Question

Complete the statement with \(<,=\), or \(\geq$$\sqrt{\frac{3}{11}} \quad \frac{\sqrt{3}}{\sqrt{11}}\)

Short answer

\( \sqrt{\frac{3}{11}} = \frac{\sqrt{3}}{\sqrt{11}} \)

Step-by-step solution

Analyse the square root property

The property in focus is: \( \sqrt{\frac{a}{b}} = \frac{\sqrt{a}}{\sqrt{b}} \). This statement shows that the square root of a fraction is equal to the fraction of the square roots.

Simplify \( \sqrt{\frac{3}{11}} \)

Following the earlier identified property, we rewrite \( \sqrt{\frac{3}{11}} = \frac{\sqrt{3}}{\sqrt{11}} \)

Compare the two expressions

It has been established that \( \sqrt{\frac{3}{11}} \) = \( \frac{\sqrt{3}}{\sqrt{11}} \). Thus, these two expressions are equal.

Key concepts

Properties of Square Roots

Understanding the properties of square roots can greatly simplify handling complex expressions. One essential property is that the square root of a fraction can be separated into the roots of its numerator and denominator. This is expressed as \( \sqrt{\frac{a}{b}} = \frac{\sqrt{a}}{\sqrt{b}} \). This property is very useful because it allows us to break down complicated square root expressions into simpler components.
Take the example of \( \sqrt{\frac{3}{11}} \). By applying this property, we can rework the expression as \( \frac{\sqrt{3}}{\sqrt{11}} \). This tells us that the values are indeed equivalent. Remember, these properties hold true only if both 'a' and 'b' are non-negative, as square roots of negative numbers introduce complex values. This property can make solving problems more manageable and less intimidating.

Simplifying Square Roots

Simplifying square roots is a powerful mathematical tool to reduce complexity. To simplify square roots of fractions, we often employ the previously discussed property, \( \sqrt{\frac{a}{b}} = \frac{\sqrt{a}}{\sqrt{b}} \). Such simplification helps us to see more clearly how components of an expression relate to one another.
In some cases, simplifying square roots not only involves separating the numerator and denominator but also breaking them down into their prime factors. For example, if we have \( \sqrt{50} \), we can express this as \( \sqrt{25 \times 2} \), which can be further simplified to \( 5\sqrt{2} \).

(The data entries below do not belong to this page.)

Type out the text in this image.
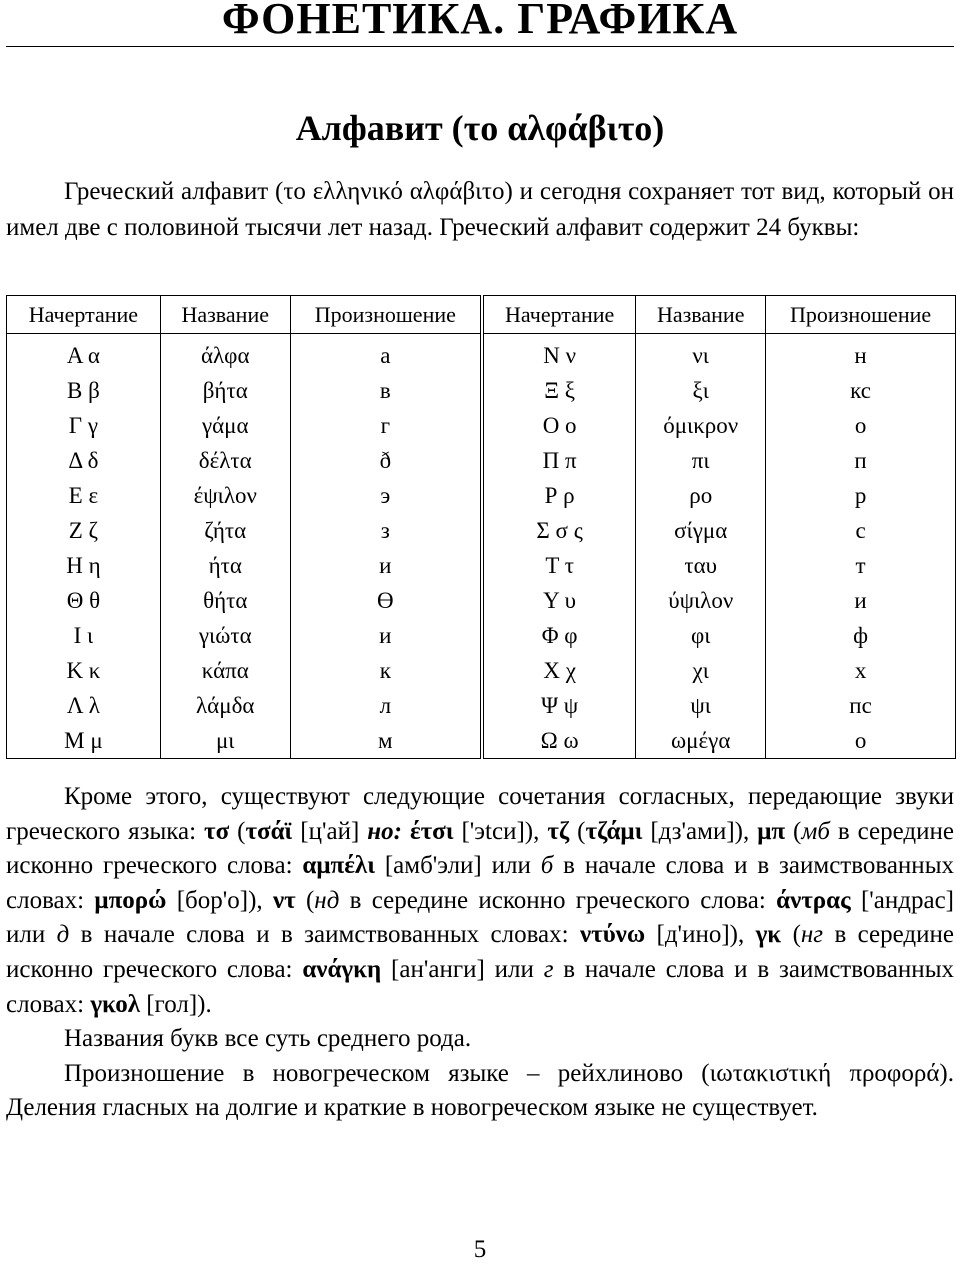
ФОНЕТИКА. ГРАФИКА
Алфавит (το αλφάβιτο)

Греческий алфавит (το ελληνικό αλφάβιτο) и сегодня сохраняет тот вид, который он имел две с половиной тысячи лет назад. Греческий алфавит содержит 24 буквы:

Начертание	Название	Произношение	Начертание	Название	Произношение

Α α	άλφα	а	Ν ν	νι	н
Β β	βήτα	в	Ξ ξ	ξι	кс
Γ γ	γάμα	г	Ο ο	όμικρον	о
Δ δ	δέλτα	ð	Π π	πι	п
Ε ε	έψιλον	э	Ρ ρ	ρο	р
Ζ ζ	ζήτα	з	Σ σ ς	σίγμα	с
Η η	ήτα	и	Τ τ	ταυ	т
Θ θ	θήτα	Ө	Υ υ	ύψιλον	и
Ι ι	γιώτα	и	Φ φ	φι	ф
Κ κ	κάπα	к	Χ χ	χι	х
Λ λ	λάμδα	л	Ψ ψ	ψι	пс
Μ μ	μι	м	Ω ω	ωμέγα	о

Кроме этого, существуют следующие сочетания согласных, передающие звуки греческого языка: τσ (τσάϊ [ц'ай] но: έτσι ['эtси]), τζ (τζάμι [дз'ами]), μπ (мб в середине исконно греческого слова: αμπέλι [амб'эли] или б в начале слова и в заимствованных словах: μπορώ [бор'о]), ντ (нд в середине исконно греческого слова: άντρας ['андрас] или д в начале слова и в заимствованных словах: ντύνω [д'ино]), γκ (нг в середине исконно греческого слова: ανάγκη [ан'анги] или г в начале слова и в заимствованных словах: γκολ [гол]).

Названия букв все суть среднего рода.

Произношение в новогреческом языке – рейхлиново (ιωτακιστική προφορά). Деления гласных на долгие и краткие в новогреческом языке не существует.

5
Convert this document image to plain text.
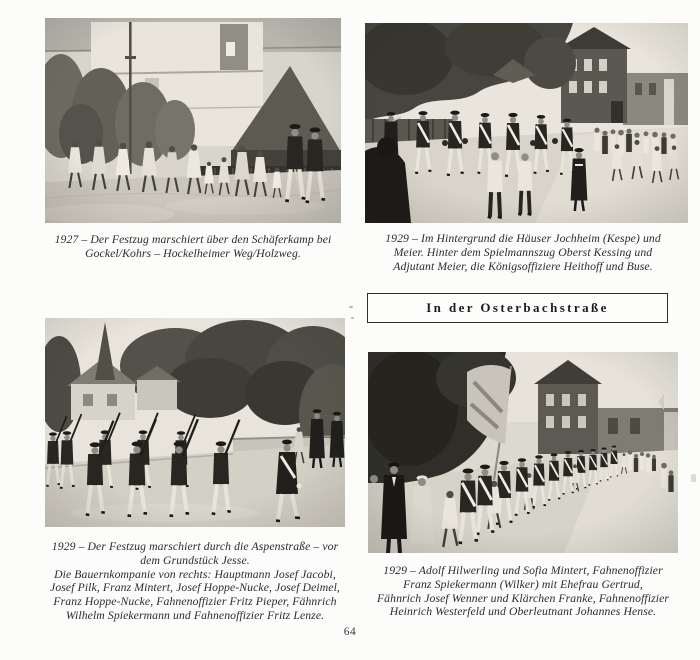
1927 – Der Festzug marschiert über den Schäferkamp bei
Gockel/Kohrs – Hockelheimer Weg/Holzweg.
1929 – Im Hintergrund die Häuser Jochheim (Kespe) und
Meier. Hinter dem Spielmannszug Oberst Kessing und
Adjutant Meier, die Königsoffiziere Heithoff und Buse.
In der Osterbachstraße
1929 – Der Festzug marschiert durch die Aspenstraße – vor
dem Grundstück Jesse.
Die Bauernkompanie von rechts: Hauptmann Josef Jacobi,
Josef Pilk, Franz Mintert, Josef Hoppe-Nucke, Josef Deimel,
Franz Hoppe-Nucke, Fahnenoffizier Fritz Pieper, Fähnrich
Wilhelm Spiekermann und Fahnenoffizier Fritz Lenze.
1929 – Adolf Hilwerling und Sofia Mintert, Fahnenoffizier
Franz Spiekermann (Wilker) mit Ehefrau Gertrud,
Fähnrich Josef Wenner und Klärchen Franke, Fahnenoffizier
Heinrich Westerfeld und Oberleutnant Johannes Hense.
64
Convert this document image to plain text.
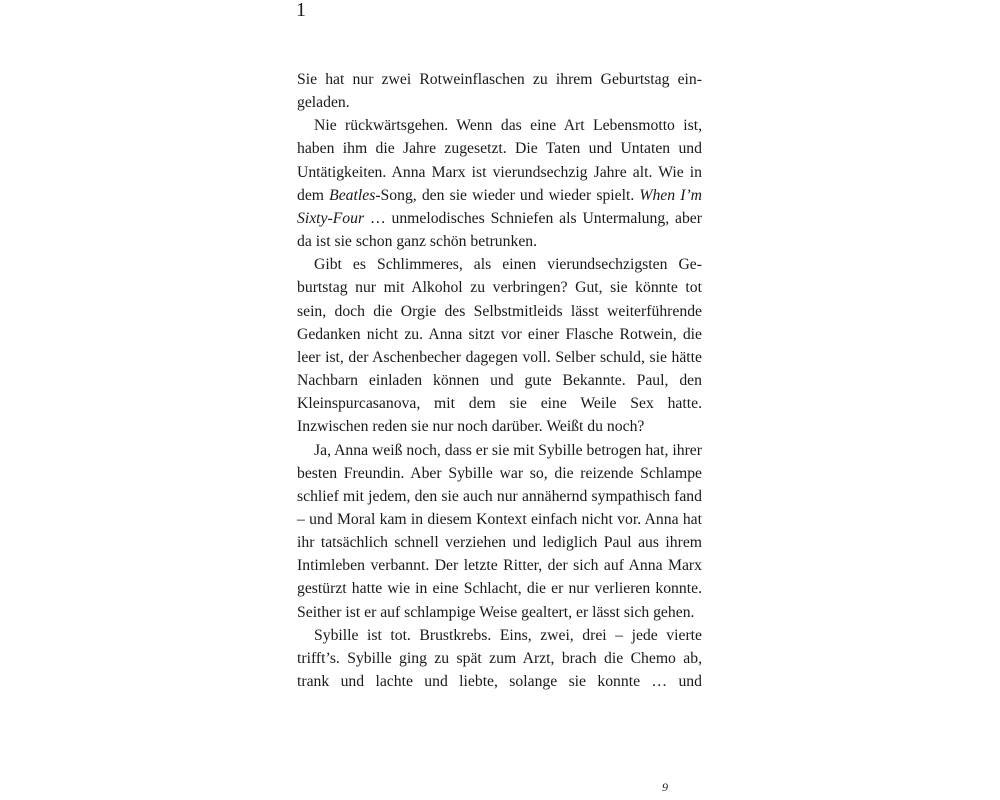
1

Sie hat nur zwei Rotweinflaschen zu ihrem Geburtstag eingeladen.

Nie rückwärtsgehen. Wenn das eine Art Lebensmotto ist, haben ihm die Jahre zugesetzt. Die Taten und Untaten und Untätigkeiten. Anna Marx ist vierundsechzig Jahre alt. Wie in dem Beatles-Song, den sie wieder und wieder spielt. When I’m Sixty-Four … unmelodisches Schniefen als Untermalung, aber da ist sie schon ganz schön betrunken.

Gibt es Schlimmeres, als einen vierundsechzigsten Geburtstag nur mit Alkohol zu verbringen? Gut, sie könnte tot sein, doch die Orgie des Selbstmitleids lässt weiterführende Gedanken nicht zu. Anna sitzt vor einer Flasche Rotwein, die leer ist, der Aschenbecher dagegen voll. Selber schuld, sie hätte Nachbarn einladen können und gute Bekannte. Paul, den Kleinspurcasanova, mit dem sie eine Weile Sex hatte. Inzwischen reden sie nur noch darüber. Weißt du noch?

Ja, Anna weiß noch, dass er sie mit Sybille betrogen hat, ihrer besten Freundin. Aber Sybille war so, die reizende Schlampe schlief mit jedem, den sie auch nur annähernd sympathisch fand – und Moral kam in diesem Kontext einfach nicht vor. Anna hat ihr tatsächlich schnell verziehen und lediglich Paul aus ihrem Intimleben verbannt. Der letzte Ritter, der sich auf Anna Marx gestürzt hatte wie in eine Schlacht, die er nur verlieren konnte. Seither ist er auf schlampige Weise gealtert, er lässt sich gehen.

Sybille ist tot. Brustkrebs. Eins, zwei, drei – jede vierte trifft’s. Sybille ging zu spät zum Arzt, brach die Chemo ab, trank und lachte und liebte, solange sie konnte … und

9
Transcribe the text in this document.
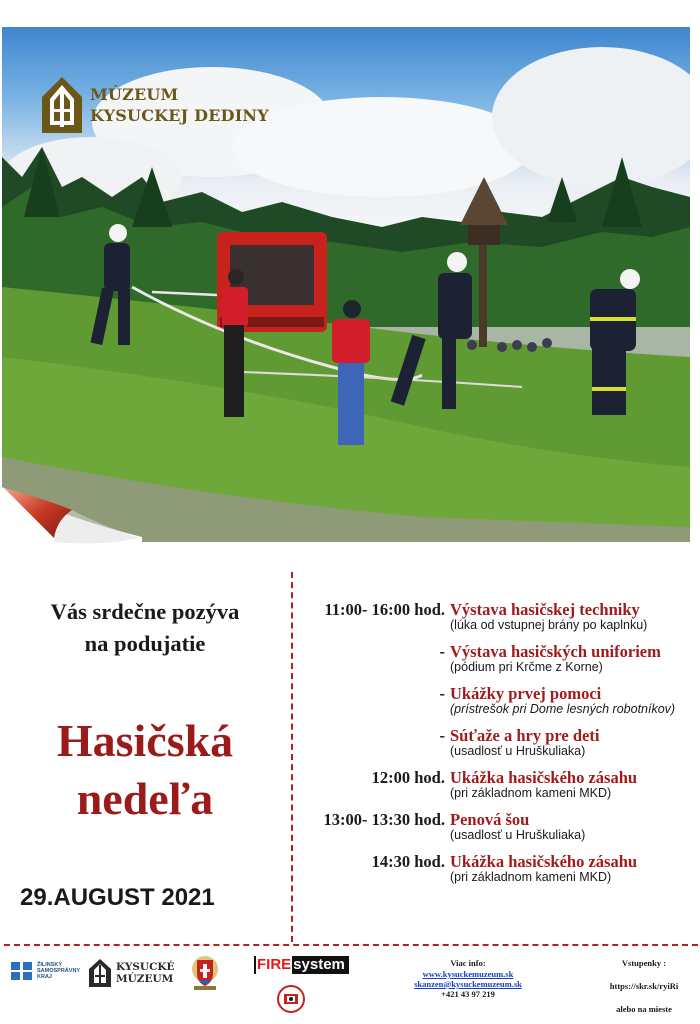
MÚZEUM
KYSUCKEJ DEDINY
Vás srdečne pozýva
na podujatie
Hasičská
nedeľa
29.AUGUST 2021
11:00- 16:00 hod. Výstava hasičskej techniky
(lúka od vstupnej brány po kaplnku)
- Výstava hasičských uniforiem
(pódium pri Krčme z Korne)
- Ukážky prvej pomoci
(prístrešok pri Dome lesných robotníkov)
- Súťaže a hry pre deti
(usadlosť u Hruškuliaka)
12:00 hod. Ukážka hasičského zásahu
(pri základnom kameni MKD)
13:00- 13:30 hod. Penová šou
(usadlosť u Hruškuliaka)
14:30 hod. Ukážka hasičského zásahu
(pri základnom kameni MKD)
ŽILINSKÝ
SAMOSPRÁVNY
KRAJ
KYSUCKÉ
MÚZEUM
FIRE system	Viac info:
www.kysuckemuzeum.sk
skanzen@kysuckemuzeum.sk
+421 43 97 219
Vstupenky :
https://skr.sk/ryiRi
alebo na mieste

• Always look for perfect squares within the expression.
• Use the commutative property of multiplication (order doesn't matter in multiplication), to rearrange terms conveniently.

Through frequent practice, simplifying these roots becomes an intuitive and easy process.

Comparison of Square Root Expressions

When comparing square root expressions, it is important to have a consistent basis for comparison. Very often, transforming expressions using known properties can reveal equivalency or inequality. For instance, by applying the property \( \sqrt{\frac{a}{b}} = \frac{\sqrt{a}}{\sqrt{b}} \), both expressions like \( \sqrt{\frac{3}{11}} \) and \( \frac{\sqrt{3}}{\sqrt{11}} \) become more uniform and comparable directly.
Comparison can involve:

• Checking for direct equivalency as shown in the initial practice.
• Comparing simplified forms.
• Using numerical approximations when exact simplification seems uneasily accessible.

Through exposure to various expressions and persistent practice, the skill of comparing square root terms becomes refined, allowing more confident discussions and problem-solving around them.